Название | Luca - Zwischen Nichts und Allem |
---|---|
Автор произведения | Billy Remie |
Жанр | Языкознание |
Серия | |
Издательство | Языкознание |
Год выпуска | 0 |
isbn | 9783742727954 |
Meinen Freunden hatte ich erzählt, dass ich meinen Kleinen abgeschossen hatte.
»Bringst du Mica am Samstag mit?«, hatte Timo, mein alter Kindergarten Freund, gefragt.
Im Übrigen war er der einzige, der nach meinem ganz offiziellen Outing damals nicht den Kontakt zu mir abgebrochen hatte.
Wahre Freundschaft eben, und das obwohl ich mir keine bessere staatlich geprüfte Hete als ihn vorstellen konnte, denn in keinem Zimmer hingen so viele nackte Weiber wie in seinem. Der Kerl war absolut auf Brüste fixiert. Weil Mama ihn mit der Flasche fütterte, zogen wir ihn immer auf.
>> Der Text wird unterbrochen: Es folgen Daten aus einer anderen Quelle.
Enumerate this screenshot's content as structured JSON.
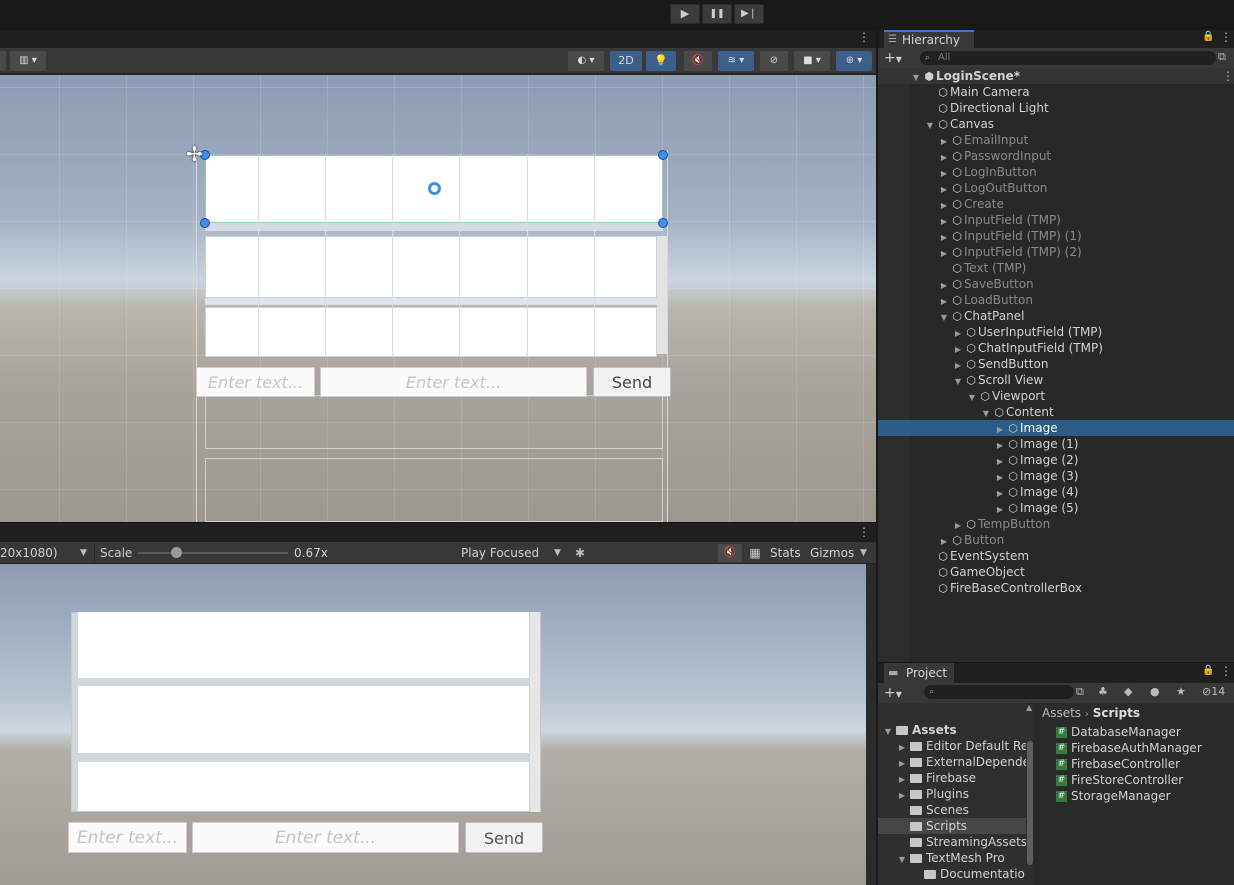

»Ne«, sagte ich jedenfalls, »hab ihn abgesägt.«
Mehr gab es nicht zu erklären. Sie nickten. »Cool.«
Um so neugieriger wurden sie jedoch, als ich jede Pause hoffnungsvoll umherblickte. Vermutlich, weil ich mal klipp und klar gesagt hatte, ich würde niemals jemandem nachgucken, mit dem ich auf dieselbe Schule ging. Erstens, weil ich ihn dann jeden Tag sehen müsste. Zweitens, weil ich, wie erwähnt, der einzige Schwule hier war und ich mich nie in eine Hete vergucken würde.
Sie witterten, dass ich meine eigenen Regeln gebrochen hatte, und wollten sich lustig machen.
Ich versuchte, sie zu ignorieren und gab mich cool. Wenn sie stichelten und mich mit den Ellenbogen anstießen, mich angrinsten, zuckte ich gelassen mit den Schultern. Und wenn schon. Aber ich verriet nie, wirklich nie, ganz gleich, wie beharrlich sie waren und mich daran erinnerten, dass Freunde sich alles erzählten, wem meine ganze Aufmerksamkeit galt.
Ich wollte ihn sehen, aber jedes Mal, wenn ich ihn erblickte, blieb mein Herz vor Freude stehen. Oh Gott, da ist er! Und wenn mich dann auch noch sein Blick streifte, war ich wie festgewurzelt, mir entwich jegliche Beherrschung. Ich wollte mir die Kleider vom Leib reißen und mich ihm vor die Füße werfen.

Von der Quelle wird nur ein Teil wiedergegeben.